Essas coisas, repito, passo em silêncio; mas de modo algum posso calar-me a respeito da ordem dada por Mitrídates, rei da Ásia, de que num dia todos os cidadãos romanos residentes em qualquer parte da Ásia (onde grande número deles se ocupava de seus negócios particulares) fossem mortos: e essa ordem foi executada. Quão miserável espetáculo se apresentou então, quando cada homem foi súbita e traiçoeiramente assassinado onde quer que se encontrasse, no campo ou na estrada, na cidade, em sua própria casa ou na rua, no mercado ou no templo, no leito ou à mesa!
Pensai nos gemidos dos moribundos, nas lágrimas dos espectadores e até dos próprios executores.

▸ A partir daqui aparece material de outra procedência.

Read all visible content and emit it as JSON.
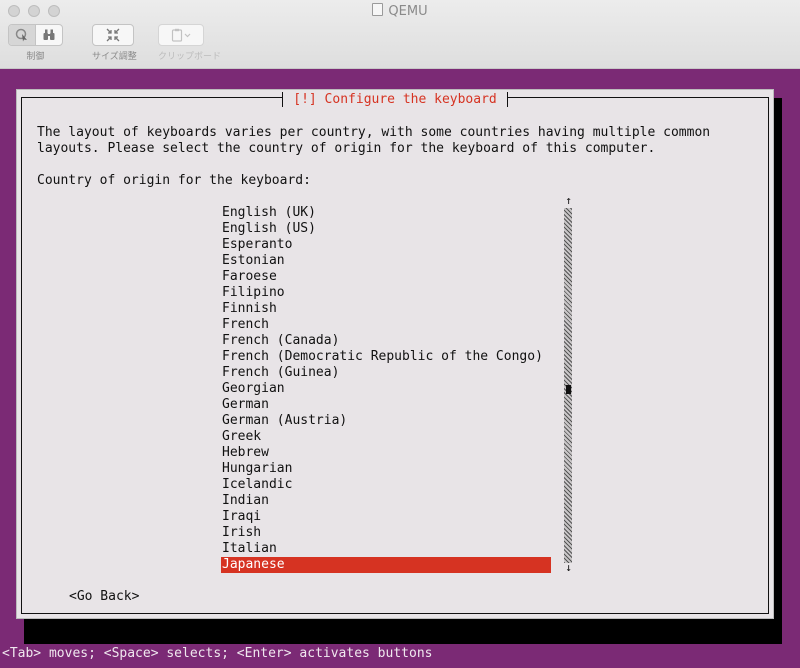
{
  "window": {
    "title": "QEMU",
    "toolbar": {
      "control_label": "制御",
      "resize_label": "サイズ調整",
      "clipboard_label": "クリップボード"
    }
  },
  "installer": {
    "dialog_title": "[!] Configure the keyboard",
    "description": "The layout of keyboards varies per country, with some countries having multiple common\nlayouts. Please select the country of origin for the keyboard of this computer.",
    "prompt": "Country of origin for the keyboard:",
    "countries": [
      "English (UK)",
      "English (US)",
      "Esperanto",
      "Estonian",
      "Faroese",
      "Filipino",
      "Finnish",
      "French",
      "French (Canada)",
      "French (Democratic Republic of the Congo)",
      "French (Guinea)",
      "Georgian",
      "German",
      "German (Austria)",
      "Greek",
      "Hebrew",
      "Hungarian",
      "Icelandic",
      "Indian",
      "Iraqi",
      "Irish",
      "Italian",
      "Japanese"
    ],
    "selected": "Japanese",
    "scroll_up": "↑",
    "scroll_down": "↓",
    "go_back": "<Go Back>",
    "help_line": "<Tab> moves; <Space> selects; <Enter> activates buttons"
  }
}
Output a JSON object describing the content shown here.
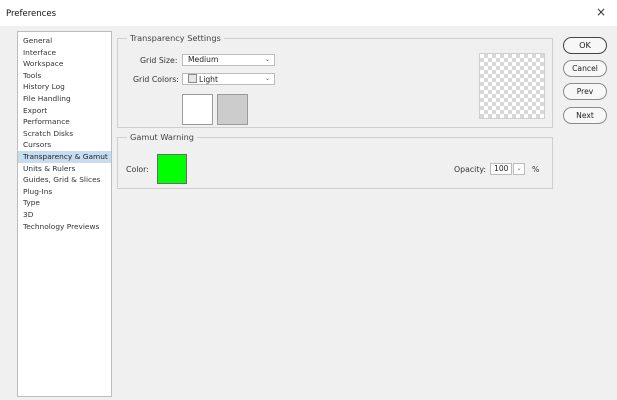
{
  "window": {
    "title": "Preferences",
    "close_glyph": "×"
  },
  "sidebar": {
    "items": [
      {
        "label": "General"
      },
      {
        "label": "Interface"
      },
      {
        "label": "Workspace"
      },
      {
        "label": "Tools"
      },
      {
        "label": "History Log"
      },
      {
        "label": "File Handling"
      },
      {
        "label": "Export"
      },
      {
        "label": "Performance"
      },
      {
        "label": "Scratch Disks"
      },
      {
        "label": "Cursors"
      },
      {
        "label": "Transparency & Gamut",
        "selected": true
      },
      {
        "label": "Units & Rulers"
      },
      {
        "label": "Guides, Grid & Slices"
      },
      {
        "label": "Plug-Ins"
      },
      {
        "label": "Type"
      },
      {
        "label": "3D"
      },
      {
        "label": "Technology Previews"
      }
    ]
  },
  "transparency": {
    "legend": "Transparency Settings",
    "grid_size_label": "Grid Size:",
    "grid_size_value": "Medium",
    "grid_colors_label": "Grid Colors:",
    "grid_colors_value": "Light",
    "swatch1_color": "#ffffff",
    "swatch2_color": "#cccccc"
  },
  "gamut": {
    "legend": "Gamut Warning",
    "color_label": "Color:",
    "color_value": "#00ff00",
    "opacity_label": "Opacity:",
    "opacity_value": "100",
    "opacity_unit": "%"
  },
  "buttons": {
    "ok": "OK",
    "cancel": "Cancel",
    "prev": "Prev",
    "next": "Next"
  },
  "icons": {
    "chevron": "chevron-down-icon",
    "close": "close-icon"
  }
}
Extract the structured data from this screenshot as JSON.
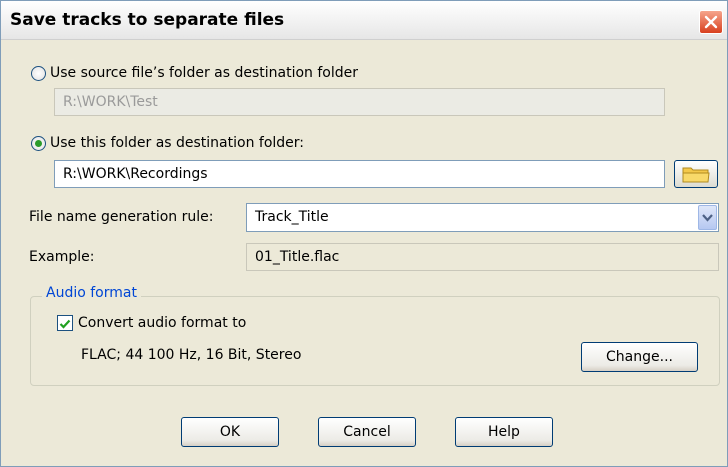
{
  "window": {
    "title": "Save tracks to separate files"
  },
  "source_option": {
    "label": "Use source file’s folder as destination folder",
    "path": "R:\\WORK\\Test"
  },
  "folder_option": {
    "label": "Use this folder as destination folder:",
    "path": "R:\\WORK\\Recordings"
  },
  "rule": {
    "label": "File name generation rule:",
    "value": "Track_Title"
  },
  "example": {
    "label": "Example:",
    "value": "01_Title.flac"
  },
  "audio_format": {
    "legend": "Audio format",
    "convert_label": "Convert audio format to",
    "convert_checked": true,
    "format": "FLAC; 44 100 Hz, 16 Bit, Stereo",
    "change_label": "Change..."
  },
  "buttons": {
    "ok": "OK",
    "cancel": "Cancel",
    "help": "Help"
  },
  "colors": {
    "accent": "#0046d5",
    "radio_selected": "#2b9b2b",
    "close_button": "#d8401f"
  }
}
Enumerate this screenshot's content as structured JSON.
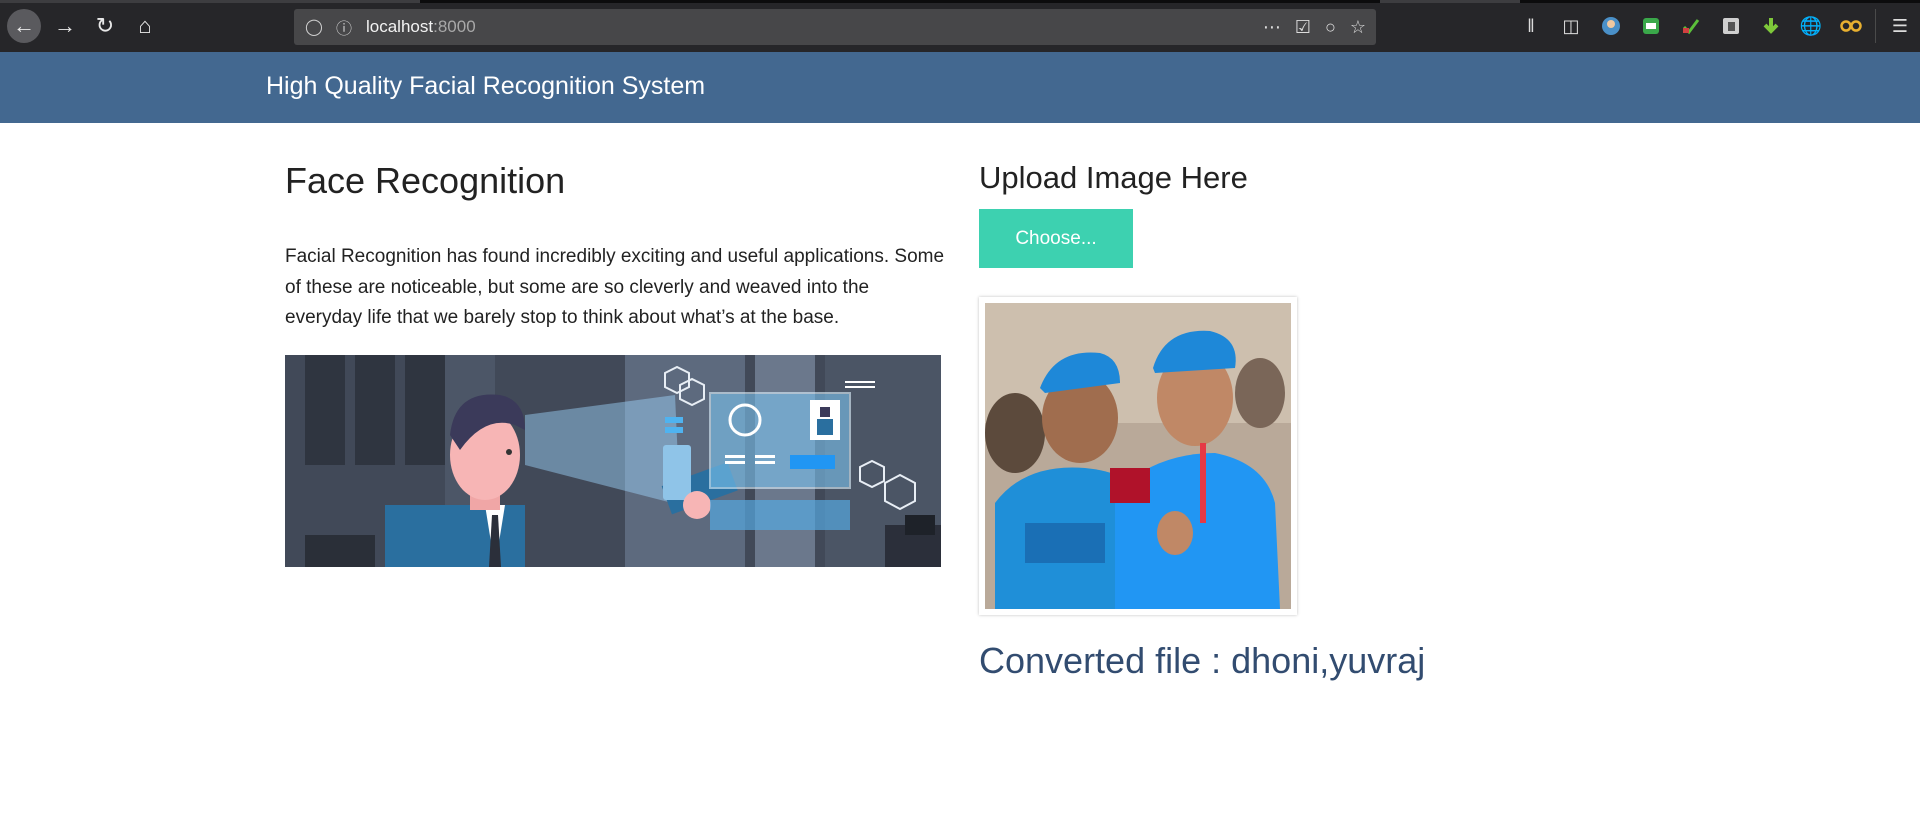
{
  "browser": {
    "url_host": "localhost",
    "url_port": ":8000"
  },
  "app": {
    "brand": "High Quality Facial Recognition System"
  },
  "left": {
    "title": "Face Recognition",
    "paragraph": "Facial Recognition has found incredibly exciting and useful applications. Some of these are noticeable, but some are so cleverly and weaved into the everyday life that we barely stop to think about what’s at the base.",
    "illustration_icon": "face-scan-illustration"
  },
  "right": {
    "upload_title": "Upload Image Here",
    "choose_label": "Choose...",
    "result_label": "Converted file : dhoni,yuvraj"
  },
  "colors": {
    "header": "#436890",
    "button": "#3dd1b0",
    "result_text": "#324c70"
  }
}
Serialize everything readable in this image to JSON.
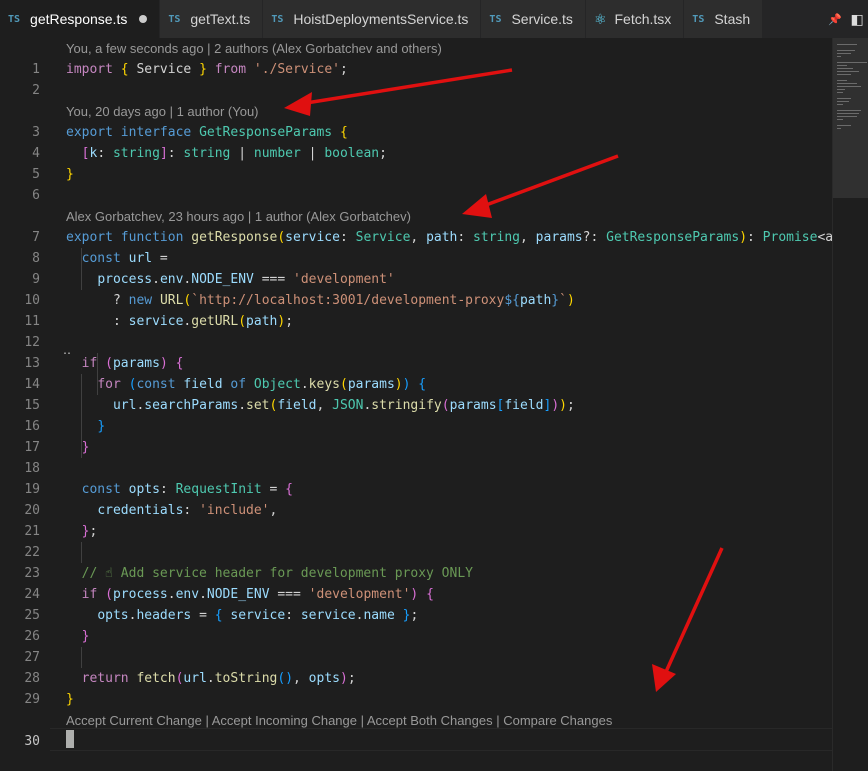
{
  "tabs": [
    {
      "badge": "TS",
      "label": "getResponse.ts",
      "active": true,
      "modified": true
    },
    {
      "badge": "TS",
      "label": "getText.ts"
    },
    {
      "badge": "TS",
      "label": "HoistDeploymentsService.ts"
    },
    {
      "badge": "TS",
      "label": "Service.ts"
    },
    {
      "badge": "⚛",
      "label": "Fetch.tsx"
    },
    {
      "badge": "TS",
      "label": "Stash"
    }
  ],
  "tab_actions": {
    "pin": "📌",
    "split": "◧"
  },
  "lenses": {
    "l1": "You, a few seconds ago | 2 authors (Alex Gorbatchev and others)",
    "l3": "You, 20 days ago | 1 author (You)",
    "l7": "Alex Gorbatchev, 23 hours ago | 1 author (Alex Gorbatchev)",
    "merge": "Accept Current Change | Accept Incoming Change | Accept Both Changes | Compare Changes"
  },
  "line_numbers": [
    "1",
    "2",
    "3",
    "4",
    "5",
    "6",
    "7",
    "8",
    "9",
    "10",
    "11",
    "12",
    "13",
    "14",
    "15",
    "16",
    "17",
    "18",
    "19",
    "20",
    "21",
    "22",
    "23",
    "24",
    "25",
    "26",
    "27",
    "28",
    "29",
    "30"
  ],
  "code": {
    "l1": [
      [
        "k",
        "import"
      ],
      [
        "p",
        " "
      ],
      [
        "br1",
        "{"
      ],
      [
        "p",
        " Service "
      ],
      [
        "br1",
        "}"
      ],
      [
        "p",
        " "
      ],
      [
        "k",
        "from"
      ],
      [
        "p",
        " "
      ],
      [
        "s",
        "'./Service'"
      ],
      [
        "p",
        ";"
      ]
    ],
    "l3": [
      [
        "b",
        "export"
      ],
      [
        "p",
        " "
      ],
      [
        "b",
        "interface"
      ],
      [
        "p",
        " "
      ],
      [
        "t",
        "GetResponseParams"
      ],
      [
        "p",
        " "
      ],
      [
        "br1",
        "{"
      ]
    ],
    "l4": [
      [
        "p",
        "  "
      ],
      [
        "br2",
        "["
      ],
      [
        "v",
        "k"
      ],
      [
        "p",
        ": "
      ],
      [
        "t",
        "string"
      ],
      [
        "br2",
        "]"
      ],
      [
        "p",
        ": "
      ],
      [
        "t",
        "string"
      ],
      [
        "p",
        " | "
      ],
      [
        "t",
        "number"
      ],
      [
        "p",
        " | "
      ],
      [
        "t",
        "boolean"
      ],
      [
        "p",
        ";"
      ]
    ],
    "l5": [
      [
        "br1",
        "}"
      ]
    ],
    "l7": [
      [
        "b",
        "export"
      ],
      [
        "p",
        " "
      ],
      [
        "b",
        "function"
      ],
      [
        "p",
        " "
      ],
      [
        "f",
        "getResponse"
      ],
      [
        "br1",
        "("
      ],
      [
        "v",
        "service"
      ],
      [
        "p",
        ": "
      ],
      [
        "t",
        "Service"
      ],
      [
        "p",
        ", "
      ],
      [
        "v",
        "path"
      ],
      [
        "p",
        ": "
      ],
      [
        "t",
        "string"
      ],
      [
        "p",
        ", "
      ],
      [
        "v",
        "params"
      ],
      [
        "p",
        "?: "
      ],
      [
        "t",
        "GetResponseParams"
      ],
      [
        "br1",
        ")"
      ],
      [
        "p",
        ": "
      ],
      [
        "t",
        "Promise"
      ],
      [
        "p",
        "<any"
      ]
    ],
    "l8": [
      [
        "p",
        "  "
      ],
      [
        "b",
        "const"
      ],
      [
        "p",
        " "
      ],
      [
        "v",
        "url"
      ],
      [
        "p",
        " ="
      ]
    ],
    "l9": [
      [
        "p",
        "    "
      ],
      [
        "v",
        "process"
      ],
      [
        "p",
        "."
      ],
      [
        "v",
        "env"
      ],
      [
        "p",
        "."
      ],
      [
        "v",
        "NODE_ENV"
      ],
      [
        "p",
        " === "
      ],
      [
        "s",
        "'development'"
      ]
    ],
    "l10": [
      [
        "p",
        "      ? "
      ],
      [
        "b",
        "new"
      ],
      [
        "p",
        " "
      ],
      [
        "f",
        "URL"
      ],
      [
        "br1",
        "("
      ],
      [
        "s",
        "`http://localhost:3001/development-proxy"
      ],
      [
        "b",
        "${"
      ],
      [
        "v",
        "path"
      ],
      [
        "b",
        "}"
      ],
      [
        "s",
        "`"
      ],
      [
        "br1",
        ")"
      ]
    ],
    "l11": [
      [
        "p",
        "      : "
      ],
      [
        "v",
        "service"
      ],
      [
        "p",
        "."
      ],
      [
        "f",
        "getURL"
      ],
      [
        "br1",
        "("
      ],
      [
        "v",
        "path"
      ],
      [
        "br1",
        ")"
      ],
      [
        "p",
        ";"
      ]
    ],
    "l13": [
      [
        "p",
        "  "
      ],
      [
        "k",
        "if"
      ],
      [
        "p",
        " "
      ],
      [
        "br2",
        "("
      ],
      [
        "v",
        "params"
      ],
      [
        "br2",
        ")"
      ],
      [
        "p",
        " "
      ],
      [
        "br2",
        "{"
      ]
    ],
    "l14": [
      [
        "p",
        "    "
      ],
      [
        "k",
        "for"
      ],
      [
        "p",
        " "
      ],
      [
        "br3",
        "("
      ],
      [
        "b",
        "const"
      ],
      [
        "p",
        " "
      ],
      [
        "v",
        "field"
      ],
      [
        "p",
        " "
      ],
      [
        "b",
        "of"
      ],
      [
        "p",
        " "
      ],
      [
        "t",
        "Object"
      ],
      [
        "p",
        "."
      ],
      [
        "f",
        "keys"
      ],
      [
        "br1",
        "("
      ],
      [
        "v",
        "params"
      ],
      [
        "br1",
        ")"
      ],
      [
        "br3",
        ")"
      ],
      [
        "p",
        " "
      ],
      [
        "br3",
        "{"
      ]
    ],
    "l15": [
      [
        "p",
        "      "
      ],
      [
        "v",
        "url"
      ],
      [
        "p",
        "."
      ],
      [
        "v",
        "searchParams"
      ],
      [
        "p",
        "."
      ],
      [
        "f",
        "set"
      ],
      [
        "br1",
        "("
      ],
      [
        "v",
        "field"
      ],
      [
        "p",
        ", "
      ],
      [
        "t",
        "JSON"
      ],
      [
        "p",
        "."
      ],
      [
        "f",
        "stringify"
      ],
      [
        "br2",
        "("
      ],
      [
        "v",
        "params"
      ],
      [
        "br3",
        "["
      ],
      [
        "v",
        "field"
      ],
      [
        "br3",
        "]"
      ],
      [
        "br2",
        ")"
      ],
      [
        "br1",
        ")"
      ],
      [
        "p",
        ";"
      ]
    ],
    "l16": [
      [
        "p",
        "    "
      ],
      [
        "br3",
        "}"
      ]
    ],
    "l17": [
      [
        "p",
        "  "
      ],
      [
        "br2",
        "}"
      ]
    ],
    "l19": [
      [
        "p",
        "  "
      ],
      [
        "b",
        "const"
      ],
      [
        "p",
        " "
      ],
      [
        "v",
        "opts"
      ],
      [
        "p",
        ": "
      ],
      [
        "t",
        "RequestInit"
      ],
      [
        "p",
        " = "
      ],
      [
        "br2",
        "{"
      ]
    ],
    "l20": [
      [
        "p",
        "    "
      ],
      [
        "v",
        "credentials"
      ],
      [
        "p",
        ": "
      ],
      [
        "s",
        "'include'"
      ],
      [
        "p",
        ","
      ]
    ],
    "l21": [
      [
        "p",
        "  "
      ],
      [
        "br2",
        "}"
      ],
      [
        "p",
        ";"
      ]
    ],
    "l23": [
      [
        "p",
        "  "
      ],
      [
        "c",
        "// ☝ Add service header for development proxy ONLY"
      ]
    ],
    "l24": [
      [
        "p",
        "  "
      ],
      [
        "k",
        "if"
      ],
      [
        "p",
        " "
      ],
      [
        "br2",
        "("
      ],
      [
        "v",
        "process"
      ],
      [
        "p",
        "."
      ],
      [
        "v",
        "env"
      ],
      [
        "p",
        "."
      ],
      [
        "v",
        "NODE_ENV"
      ],
      [
        "p",
        " === "
      ],
      [
        "s",
        "'development'"
      ],
      [
        "br2",
        ")"
      ],
      [
        "p",
        " "
      ],
      [
        "br2",
        "{"
      ]
    ],
    "l25": [
      [
        "p",
        "    "
      ],
      [
        "v",
        "opts"
      ],
      [
        "p",
        "."
      ],
      [
        "v",
        "headers"
      ],
      [
        "p",
        " = "
      ],
      [
        "br3",
        "{"
      ],
      [
        "p",
        " "
      ],
      [
        "v",
        "service"
      ],
      [
        "p",
        ": "
      ],
      [
        "v",
        "service"
      ],
      [
        "p",
        "."
      ],
      [
        "v",
        "name"
      ],
      [
        "p",
        " "
      ],
      [
        "br3",
        "}"
      ],
      [
        "p",
        ";"
      ]
    ],
    "l26": [
      [
        "p",
        "  "
      ],
      [
        "br2",
        "}"
      ]
    ],
    "l28": [
      [
        "p",
        "  "
      ],
      [
        "k",
        "return"
      ],
      [
        "p",
        " "
      ],
      [
        "f",
        "fetch"
      ],
      [
        "br2",
        "("
      ],
      [
        "v",
        "url"
      ],
      [
        "p",
        "."
      ],
      [
        "f",
        "toString"
      ],
      [
        "br3",
        "("
      ],
      [
        "br3",
        ")"
      ],
      [
        "p",
        ", "
      ],
      [
        "v",
        "opts"
      ],
      [
        "br2",
        ")"
      ],
      [
        "p",
        ";"
      ]
    ],
    "l29": [
      [
        "br1",
        "}"
      ]
    ]
  },
  "fold_marker": "‥"
}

Pois quão cruel necessidade era aquela que compelia as multidões dessas vítimas não apenas a presenciar essas abomináveis carnificinas em suas próprias casas, mas até a perpetrá-las: a mudar de súbito o semblante da branda bondade da amizade e, em meio à paz, dar início ao ofício da guerra; e, direi eu, a infligir e receber feridas, sendo o morto trespassado no corpo, e o matador no espírito! Teriam, então, todas essas pessoas assassinadas desprezado os augúrios?
Não teriam eles deuses públicos nem domésticos a consultar quando deixaram seus lares e partiram para aquela viagem fatal? Se não os tinham, nossos adversários não têm razão para queixar-se destes tempos cristãos nesse ponto, visto que muito tempo os romanos desprezavam os augúrios como vãos. Se, por outro lado, consultaram de fato os presságios, que nos digam que bem disso obtiveram, mesmo quando tais coisas não eram proibidas, mas autorizadas, pela lei humana, se não pela divina.